The last few days have been harder than the initial shock of losing the twins. Reality has replaced shock and my heart aches. A few folks who I’ve talked to or emailed with have expressed that when they went through a similar circumstance, there was an empty feeling inside. I know that feeling. I’m still very sad. And there are times that the feeling is a bit overwhelming. I’ve coped by turning to music.
Music has long been a part of my life. I started on flute back in 7th grade, in 1985. I played through 10th grade in band, played on my own for 11th-12th (SC Governor’s School for Science & Mathematics doesn’t have a band program, for obvious reasons), then played as part of the Citadel Regimental Band & Pipes for my 4 years of college. Probably the year I expanded the most was in 10th grade, though, as I was called upon to play not only flute and piccolo, but also added trumpet, french horn, and melophone to my repertoire. I ended up playing 4th trumpet in the jazz band. It was a great time and I had the opportunity to play for dignataries like former US Senator Fritz Hollings and the re-enactor cast of Glory. The former we played for at a dinner for Korean War veterans. The latter we played for because they were participating in the burial ceremonies at the Beaufort National Cemetery for the Massachusetts 54th and 55th Infantry on Memorial Day, 1989. We played at a evening function for the cast prior to the burial service.

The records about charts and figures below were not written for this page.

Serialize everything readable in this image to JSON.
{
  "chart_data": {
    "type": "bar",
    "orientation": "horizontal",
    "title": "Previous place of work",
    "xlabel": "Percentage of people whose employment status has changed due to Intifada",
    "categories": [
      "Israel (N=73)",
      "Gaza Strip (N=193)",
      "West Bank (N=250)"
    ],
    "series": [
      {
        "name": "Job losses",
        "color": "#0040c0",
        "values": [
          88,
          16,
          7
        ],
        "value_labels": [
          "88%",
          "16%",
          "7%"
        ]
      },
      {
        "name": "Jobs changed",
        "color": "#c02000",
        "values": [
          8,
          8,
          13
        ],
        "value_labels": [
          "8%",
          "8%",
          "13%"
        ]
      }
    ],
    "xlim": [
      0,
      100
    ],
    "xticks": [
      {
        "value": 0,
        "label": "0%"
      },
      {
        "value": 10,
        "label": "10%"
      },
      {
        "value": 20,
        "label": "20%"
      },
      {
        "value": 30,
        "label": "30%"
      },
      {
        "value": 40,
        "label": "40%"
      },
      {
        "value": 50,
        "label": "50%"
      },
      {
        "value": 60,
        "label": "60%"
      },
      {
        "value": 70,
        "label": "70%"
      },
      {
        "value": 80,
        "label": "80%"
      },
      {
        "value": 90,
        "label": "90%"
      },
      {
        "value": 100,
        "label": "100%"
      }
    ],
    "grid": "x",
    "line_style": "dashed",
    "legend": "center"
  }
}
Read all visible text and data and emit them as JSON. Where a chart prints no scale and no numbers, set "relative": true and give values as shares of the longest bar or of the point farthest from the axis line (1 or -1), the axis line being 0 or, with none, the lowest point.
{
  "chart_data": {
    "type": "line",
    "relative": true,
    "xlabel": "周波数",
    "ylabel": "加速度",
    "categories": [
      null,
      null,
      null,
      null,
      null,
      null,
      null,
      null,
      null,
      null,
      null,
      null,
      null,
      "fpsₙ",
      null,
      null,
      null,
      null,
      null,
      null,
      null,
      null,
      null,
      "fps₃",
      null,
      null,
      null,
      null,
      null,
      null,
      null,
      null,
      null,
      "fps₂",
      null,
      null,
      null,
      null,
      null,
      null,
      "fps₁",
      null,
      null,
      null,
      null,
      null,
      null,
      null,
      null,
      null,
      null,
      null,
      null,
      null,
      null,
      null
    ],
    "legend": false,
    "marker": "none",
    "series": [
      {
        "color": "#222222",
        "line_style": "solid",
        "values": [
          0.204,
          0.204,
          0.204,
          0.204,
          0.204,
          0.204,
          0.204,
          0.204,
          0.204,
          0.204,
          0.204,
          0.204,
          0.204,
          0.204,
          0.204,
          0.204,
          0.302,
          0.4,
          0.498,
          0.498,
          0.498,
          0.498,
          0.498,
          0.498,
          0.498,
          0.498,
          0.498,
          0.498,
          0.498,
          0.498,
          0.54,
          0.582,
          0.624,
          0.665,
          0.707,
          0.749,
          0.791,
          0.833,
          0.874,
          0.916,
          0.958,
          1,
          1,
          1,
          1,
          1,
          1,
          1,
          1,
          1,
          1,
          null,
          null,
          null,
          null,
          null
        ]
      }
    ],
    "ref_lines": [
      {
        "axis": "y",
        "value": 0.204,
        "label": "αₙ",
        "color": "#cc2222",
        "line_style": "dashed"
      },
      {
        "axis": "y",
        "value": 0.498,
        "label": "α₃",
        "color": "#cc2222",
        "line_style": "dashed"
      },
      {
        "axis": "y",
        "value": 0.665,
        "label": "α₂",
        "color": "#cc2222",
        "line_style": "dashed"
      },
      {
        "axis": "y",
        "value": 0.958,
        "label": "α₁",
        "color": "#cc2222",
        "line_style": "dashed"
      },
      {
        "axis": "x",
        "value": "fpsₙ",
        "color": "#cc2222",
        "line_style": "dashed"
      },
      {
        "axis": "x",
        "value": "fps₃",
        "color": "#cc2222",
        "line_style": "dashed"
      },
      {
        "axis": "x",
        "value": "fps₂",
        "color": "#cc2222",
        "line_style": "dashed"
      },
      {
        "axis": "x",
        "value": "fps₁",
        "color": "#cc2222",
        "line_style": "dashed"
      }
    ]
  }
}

Playing trumpet gave me a tremendous appreciation for jazz and while I don’t play trumpet any longer (still have one, but it is not in active use), I love to play jazz. I play on my primary instrument, flute, and while I know there’s not a lot of jazz flutists out there, that doesn’t stop me. Between playing hymns and taking hacks at old jazz licks, I’ve been able to fight off the melancholy. However, there are times, like when I’m working on the computer, that I can’t break out the flute and just play. So I decided to grab two albums by Arturo Sandoval, the great jazz trumpet player (a picture of him is to the right). There are quite a few YouTube clips of him playing, like one of Night in Tunisia where he’s playing beside the late, great, Dizzy Gillespie. The two albums I grabbed were:
Definitely worth the small price for these two CDs. They’ve already lifted my spirits today.